To get the uniquely mapped reads I have done this, and it has worked well:
grep -E "@|NM:" input.sam | grep -v "XS:" > unique.sam
However, for the best alignment in the case of multimappers, when I want anything where AS > XS I have had no luck.
For example, of the four reads below, I would want to keep all reads except for the 3rd, in which the XS > AS.

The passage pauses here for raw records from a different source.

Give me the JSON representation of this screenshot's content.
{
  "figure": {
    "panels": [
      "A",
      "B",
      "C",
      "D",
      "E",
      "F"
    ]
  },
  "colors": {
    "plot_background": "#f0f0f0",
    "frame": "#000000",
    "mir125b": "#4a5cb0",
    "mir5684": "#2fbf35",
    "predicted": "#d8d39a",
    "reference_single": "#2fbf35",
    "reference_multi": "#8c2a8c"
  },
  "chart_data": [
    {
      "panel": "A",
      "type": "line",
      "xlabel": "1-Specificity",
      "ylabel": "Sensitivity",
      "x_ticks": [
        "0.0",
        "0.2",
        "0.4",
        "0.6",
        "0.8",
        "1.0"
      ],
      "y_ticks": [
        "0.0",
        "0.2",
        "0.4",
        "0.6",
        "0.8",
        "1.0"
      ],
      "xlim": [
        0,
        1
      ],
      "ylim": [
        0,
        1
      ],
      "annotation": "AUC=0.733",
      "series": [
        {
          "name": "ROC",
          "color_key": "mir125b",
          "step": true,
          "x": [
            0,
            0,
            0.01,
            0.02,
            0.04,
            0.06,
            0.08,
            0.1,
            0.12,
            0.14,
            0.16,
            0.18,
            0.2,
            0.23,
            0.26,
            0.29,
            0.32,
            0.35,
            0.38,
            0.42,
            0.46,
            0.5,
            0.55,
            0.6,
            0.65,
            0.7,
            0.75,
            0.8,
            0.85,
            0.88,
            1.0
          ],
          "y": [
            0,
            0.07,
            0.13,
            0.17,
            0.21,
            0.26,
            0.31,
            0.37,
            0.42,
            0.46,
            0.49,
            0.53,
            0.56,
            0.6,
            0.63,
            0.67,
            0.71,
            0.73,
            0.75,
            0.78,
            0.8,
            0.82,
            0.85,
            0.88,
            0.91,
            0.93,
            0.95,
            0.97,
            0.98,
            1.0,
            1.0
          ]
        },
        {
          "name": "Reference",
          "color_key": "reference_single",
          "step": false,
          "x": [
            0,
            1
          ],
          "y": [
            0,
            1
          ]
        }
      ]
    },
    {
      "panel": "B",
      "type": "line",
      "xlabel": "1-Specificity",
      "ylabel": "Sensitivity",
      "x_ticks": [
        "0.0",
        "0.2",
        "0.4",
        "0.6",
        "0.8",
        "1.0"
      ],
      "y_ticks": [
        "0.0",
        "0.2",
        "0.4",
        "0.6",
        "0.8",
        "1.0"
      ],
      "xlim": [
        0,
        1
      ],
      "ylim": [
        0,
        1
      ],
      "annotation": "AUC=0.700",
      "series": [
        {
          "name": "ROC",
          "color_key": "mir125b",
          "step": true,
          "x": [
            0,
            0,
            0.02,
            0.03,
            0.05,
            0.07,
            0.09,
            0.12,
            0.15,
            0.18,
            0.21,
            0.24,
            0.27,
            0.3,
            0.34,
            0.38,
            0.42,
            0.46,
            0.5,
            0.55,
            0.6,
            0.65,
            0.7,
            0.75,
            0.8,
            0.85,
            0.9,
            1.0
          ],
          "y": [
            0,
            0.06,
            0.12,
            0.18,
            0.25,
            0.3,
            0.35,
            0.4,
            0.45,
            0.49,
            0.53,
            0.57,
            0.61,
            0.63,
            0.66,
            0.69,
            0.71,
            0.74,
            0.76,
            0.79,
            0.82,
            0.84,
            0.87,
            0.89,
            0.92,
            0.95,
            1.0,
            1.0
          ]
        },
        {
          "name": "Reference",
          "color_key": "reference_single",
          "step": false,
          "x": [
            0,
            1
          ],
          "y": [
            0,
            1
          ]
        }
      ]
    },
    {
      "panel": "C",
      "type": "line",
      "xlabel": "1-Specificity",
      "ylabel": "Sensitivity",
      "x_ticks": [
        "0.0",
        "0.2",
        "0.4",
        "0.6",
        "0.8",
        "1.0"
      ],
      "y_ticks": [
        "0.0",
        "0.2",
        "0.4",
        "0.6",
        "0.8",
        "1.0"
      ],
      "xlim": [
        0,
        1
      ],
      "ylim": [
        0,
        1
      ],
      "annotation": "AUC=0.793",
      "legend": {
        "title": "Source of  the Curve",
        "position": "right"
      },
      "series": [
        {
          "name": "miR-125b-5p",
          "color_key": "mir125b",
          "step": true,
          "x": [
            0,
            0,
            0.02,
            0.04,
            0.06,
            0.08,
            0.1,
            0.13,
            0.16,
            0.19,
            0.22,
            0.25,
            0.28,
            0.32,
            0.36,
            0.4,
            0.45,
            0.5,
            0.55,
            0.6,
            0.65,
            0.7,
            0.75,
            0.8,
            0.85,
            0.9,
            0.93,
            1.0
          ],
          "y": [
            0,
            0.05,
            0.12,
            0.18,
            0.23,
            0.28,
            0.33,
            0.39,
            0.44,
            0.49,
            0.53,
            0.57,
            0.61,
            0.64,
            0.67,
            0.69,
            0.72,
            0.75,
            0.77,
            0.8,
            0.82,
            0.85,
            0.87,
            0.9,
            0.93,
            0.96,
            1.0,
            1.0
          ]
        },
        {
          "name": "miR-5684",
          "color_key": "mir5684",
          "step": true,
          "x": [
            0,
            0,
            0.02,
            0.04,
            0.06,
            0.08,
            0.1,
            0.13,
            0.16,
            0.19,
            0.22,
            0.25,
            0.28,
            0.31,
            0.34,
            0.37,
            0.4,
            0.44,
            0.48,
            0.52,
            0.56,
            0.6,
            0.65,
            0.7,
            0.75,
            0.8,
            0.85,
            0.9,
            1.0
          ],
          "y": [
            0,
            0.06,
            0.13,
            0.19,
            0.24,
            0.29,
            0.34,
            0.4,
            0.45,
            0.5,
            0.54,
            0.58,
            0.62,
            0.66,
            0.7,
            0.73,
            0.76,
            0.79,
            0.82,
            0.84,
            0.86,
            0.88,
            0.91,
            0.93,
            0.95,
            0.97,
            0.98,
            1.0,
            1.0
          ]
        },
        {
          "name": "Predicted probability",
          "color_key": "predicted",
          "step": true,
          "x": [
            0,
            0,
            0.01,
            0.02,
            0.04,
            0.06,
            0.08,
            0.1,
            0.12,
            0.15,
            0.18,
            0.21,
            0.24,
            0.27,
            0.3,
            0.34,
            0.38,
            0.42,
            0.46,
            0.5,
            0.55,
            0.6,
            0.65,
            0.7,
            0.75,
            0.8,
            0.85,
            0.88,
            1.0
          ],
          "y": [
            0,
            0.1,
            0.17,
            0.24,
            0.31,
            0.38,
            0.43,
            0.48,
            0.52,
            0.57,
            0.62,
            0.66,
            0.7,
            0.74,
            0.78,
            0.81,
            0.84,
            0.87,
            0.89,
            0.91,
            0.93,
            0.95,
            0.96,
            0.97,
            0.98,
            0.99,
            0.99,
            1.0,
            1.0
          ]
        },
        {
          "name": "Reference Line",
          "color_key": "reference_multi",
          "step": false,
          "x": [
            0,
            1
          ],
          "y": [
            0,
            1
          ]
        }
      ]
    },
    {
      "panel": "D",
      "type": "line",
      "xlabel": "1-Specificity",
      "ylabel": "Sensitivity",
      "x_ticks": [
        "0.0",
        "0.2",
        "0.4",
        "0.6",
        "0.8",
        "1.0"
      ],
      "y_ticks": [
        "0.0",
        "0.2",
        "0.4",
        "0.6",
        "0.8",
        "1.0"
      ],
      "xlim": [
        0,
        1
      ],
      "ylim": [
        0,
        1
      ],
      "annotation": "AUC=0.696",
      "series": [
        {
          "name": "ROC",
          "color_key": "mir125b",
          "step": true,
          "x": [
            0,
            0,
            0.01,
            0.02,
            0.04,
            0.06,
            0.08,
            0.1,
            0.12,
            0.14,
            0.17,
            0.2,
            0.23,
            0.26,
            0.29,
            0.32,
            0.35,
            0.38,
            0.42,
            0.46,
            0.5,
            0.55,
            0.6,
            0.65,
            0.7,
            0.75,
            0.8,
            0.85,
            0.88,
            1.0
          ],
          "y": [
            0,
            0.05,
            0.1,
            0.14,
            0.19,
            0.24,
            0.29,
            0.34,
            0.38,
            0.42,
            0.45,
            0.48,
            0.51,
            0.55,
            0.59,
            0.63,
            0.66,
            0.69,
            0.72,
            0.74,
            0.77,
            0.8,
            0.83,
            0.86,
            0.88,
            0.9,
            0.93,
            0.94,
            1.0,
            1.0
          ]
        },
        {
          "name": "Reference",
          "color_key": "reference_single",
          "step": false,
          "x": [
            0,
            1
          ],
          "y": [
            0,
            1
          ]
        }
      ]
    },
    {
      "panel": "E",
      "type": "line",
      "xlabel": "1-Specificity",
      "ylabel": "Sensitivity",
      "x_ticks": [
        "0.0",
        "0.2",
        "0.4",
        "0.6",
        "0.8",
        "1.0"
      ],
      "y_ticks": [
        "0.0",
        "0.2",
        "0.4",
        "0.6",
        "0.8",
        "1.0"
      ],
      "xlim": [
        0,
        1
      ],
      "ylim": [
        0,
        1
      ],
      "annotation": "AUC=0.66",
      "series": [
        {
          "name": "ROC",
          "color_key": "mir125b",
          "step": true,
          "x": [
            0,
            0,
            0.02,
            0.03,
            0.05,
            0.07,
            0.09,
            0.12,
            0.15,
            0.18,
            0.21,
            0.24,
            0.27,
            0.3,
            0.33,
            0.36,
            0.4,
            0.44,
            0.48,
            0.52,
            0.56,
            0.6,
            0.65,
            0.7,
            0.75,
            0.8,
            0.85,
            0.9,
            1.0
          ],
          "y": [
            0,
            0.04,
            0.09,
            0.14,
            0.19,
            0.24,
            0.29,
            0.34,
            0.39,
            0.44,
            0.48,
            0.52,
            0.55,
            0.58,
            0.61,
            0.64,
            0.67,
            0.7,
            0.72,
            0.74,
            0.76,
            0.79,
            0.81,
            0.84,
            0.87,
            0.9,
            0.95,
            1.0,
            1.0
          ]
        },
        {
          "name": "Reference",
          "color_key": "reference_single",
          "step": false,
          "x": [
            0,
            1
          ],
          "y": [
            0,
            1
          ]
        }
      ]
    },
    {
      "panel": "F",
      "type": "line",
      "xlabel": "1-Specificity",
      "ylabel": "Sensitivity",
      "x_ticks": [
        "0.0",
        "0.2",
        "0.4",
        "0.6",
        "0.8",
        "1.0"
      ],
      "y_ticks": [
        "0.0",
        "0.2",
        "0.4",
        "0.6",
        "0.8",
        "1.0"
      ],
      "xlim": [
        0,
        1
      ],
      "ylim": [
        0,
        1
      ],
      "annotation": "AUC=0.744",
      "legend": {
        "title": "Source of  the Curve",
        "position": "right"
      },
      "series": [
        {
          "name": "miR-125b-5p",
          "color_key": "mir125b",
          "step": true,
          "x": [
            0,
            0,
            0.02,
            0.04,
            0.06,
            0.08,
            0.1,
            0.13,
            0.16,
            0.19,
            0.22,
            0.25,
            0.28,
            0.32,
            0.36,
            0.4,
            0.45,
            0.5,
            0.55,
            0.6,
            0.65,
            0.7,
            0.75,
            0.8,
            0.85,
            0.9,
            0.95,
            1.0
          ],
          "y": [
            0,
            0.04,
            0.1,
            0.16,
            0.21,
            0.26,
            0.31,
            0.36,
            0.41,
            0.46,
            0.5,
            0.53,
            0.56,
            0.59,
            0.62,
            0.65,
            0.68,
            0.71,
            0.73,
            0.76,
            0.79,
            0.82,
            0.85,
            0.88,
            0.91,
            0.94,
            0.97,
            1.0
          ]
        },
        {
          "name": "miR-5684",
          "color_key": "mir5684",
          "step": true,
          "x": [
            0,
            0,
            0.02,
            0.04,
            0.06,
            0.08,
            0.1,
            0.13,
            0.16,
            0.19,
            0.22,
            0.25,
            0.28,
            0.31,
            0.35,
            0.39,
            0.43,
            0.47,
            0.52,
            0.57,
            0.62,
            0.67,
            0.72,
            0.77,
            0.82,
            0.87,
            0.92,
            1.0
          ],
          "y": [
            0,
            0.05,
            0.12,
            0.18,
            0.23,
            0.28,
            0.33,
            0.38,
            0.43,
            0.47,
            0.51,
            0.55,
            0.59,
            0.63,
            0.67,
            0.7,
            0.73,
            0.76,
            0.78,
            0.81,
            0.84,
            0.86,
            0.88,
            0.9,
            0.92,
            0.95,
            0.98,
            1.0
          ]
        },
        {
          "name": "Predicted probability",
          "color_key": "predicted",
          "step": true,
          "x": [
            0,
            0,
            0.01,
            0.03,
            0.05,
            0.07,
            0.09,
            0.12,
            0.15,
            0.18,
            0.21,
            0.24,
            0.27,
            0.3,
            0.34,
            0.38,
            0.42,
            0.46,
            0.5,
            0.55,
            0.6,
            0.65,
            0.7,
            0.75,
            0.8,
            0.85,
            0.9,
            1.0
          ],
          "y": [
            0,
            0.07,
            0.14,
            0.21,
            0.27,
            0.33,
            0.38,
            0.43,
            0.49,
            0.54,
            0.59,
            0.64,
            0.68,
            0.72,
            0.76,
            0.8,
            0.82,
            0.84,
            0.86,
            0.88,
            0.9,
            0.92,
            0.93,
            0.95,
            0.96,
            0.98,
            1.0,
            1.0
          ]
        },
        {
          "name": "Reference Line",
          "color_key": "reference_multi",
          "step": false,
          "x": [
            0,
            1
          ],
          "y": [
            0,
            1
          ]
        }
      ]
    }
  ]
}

A00129:1205:HLKCMDSX3:1:1101:3341:1235 99 chr16 74463701 42 150M = 74463850 299 TGTTTCCTCTCATTTTTAACCATTTATTTTGGTCCATTTTGGCTGGAAAAATTGACCAGTCCAGGTCAATTTGTGATGCTGAAATACTTTGCATGTAGGGCATTTCTGGAGGATGGTTGATCTTCTAGGGGTCATAAGTCAGATACTGGG FFFFFFFFFFFFFFFFFFFFFFFFFFFFFFFFFFFFFFFFFFFFFFFFFFFFFFFFFFFFFFFFFFFFFFFFFFFFFFFFFFFFFFFFFFFFF:FFFFFFFF,FFFFFFFFF:FFF:FFFFFF:FFF:FFFFFFFFFFFFFFFFFFFFFF AS:i:0 XN:i:0 XM:i:0 XO:i:0 XG:i:0 NM:i:0 MD:Z:150 YS:i:-3 YT:Z:CP
A00129:1205:HLKCMDSX3:1:1101:3341:1235 147 chr16 74463850 42 150M = 74463701 -299 GAAAAAACAATACAAAACAAACAAAAACAAAACACAACAAGCAAAAACTGTTTTCCCTTTTCCCAGCCAGTATAAAAGCCAGTTAAGAACTTGACTAAGGGTAGAACTTTAGACCAGTTTTGAACTTTTTTTTTATTAGATATTTTCTTT FFFF:FFFF:FFF,F:FFFFFFFFF:FFFF:FFF,,FF:F:FFFFFFFF:FFFFFFFFFFFFFFFFFFFFFFFFFFFFFFFFFFFFFFFFFFFFFFFFFFFFFFFFFFFFFFFFFFFFFFFFFFFFFFFFFFFFFFFFFFFFFFFFFFFF AS:i:-3 XN:i:0 XM:i:1 XO:i:0 XG:i:0 NM:i:1 MD:Z:34A115 YS:i:0 YT:Z:CP
A00129:1205:HLKCMDSX3:1:1101:4734:1235 99 chr2 98497124 2 150M = 98497395 421 TGGCAAGAAAACTGAAAATCATGGAAAATGAGAAACATCCACTTGACGACTTGAAAAATGACGAAATCACTAAAAAACCTAAAAAATGAGAAATGCACACTGAAGGACCTGGAATATGGCGAGAAAACTGAAAATCACGGAAAATGAGAA FFFFFFFFFFFFFFFFFFFFFFFFF:FFFFFFFFFFFFFFFFFFFFFFFFFFFFFFFFFFFFFFFFFFFFFFFFFFFFFFFFFFFFFFFFFFFFFFFFFFFFFFFFFFF:FFFFFFFFFFFFFF,FFFFFFFFFFFFFFFFFFFFFFFFF AS:i:-30 XS:i:-36 XN:i:0 XM:i:6 XO:i:0 XG:i:0 NM:i:6 MD:Z:1T37T38G1G7T37C23 YS:i:-34 YT:Z:CP
A00129:1205:HLKCMDSX3:1:1101:19578:1078 83 chr2 98497405 6 150M = 98496949 -606 AGACACATCCACTTGACGACTTGAAAAATGACGAAATCACTAAAAAACGTGAAAAATGAGAAATGCACACTGAAGGACCTGGAATATGGCGAGAAAACTGAAAATCACGGAAAATGAGAAATACACACTTTAGGACGTTAAATATGGCNA FFFFF:FFFFFFFFFF,FF:FFFFFFFFFFF,FF::FFFFFFFF,F:FFFFFFFF,FFFFFF::FFFFFFFFFFFFFFF:FFFF,FFFFFFFFFFFFFFFFFFFFF:FFFFFFFFFFFF:FFFF:FFFFFFFFFF:FFFFF:FFFFFF#F AS:i:-16 XS:i:-21 XN:i:0 XM:i:4 XO:i:0 XG:i:0 NM:i:4 MD:Z:3A13T120G9G1 YS:i:-36 YT:Z:CP
I'm at a loss for how to do this in bash, so if someone would be happy to point me in the right direction, it would be really appreciated!
Many thanks.
Wonderful Pierre, it worked perfectly to get the best alignment! I merged this with the uniquely mapping reads to get the file I needed. Thank you very much.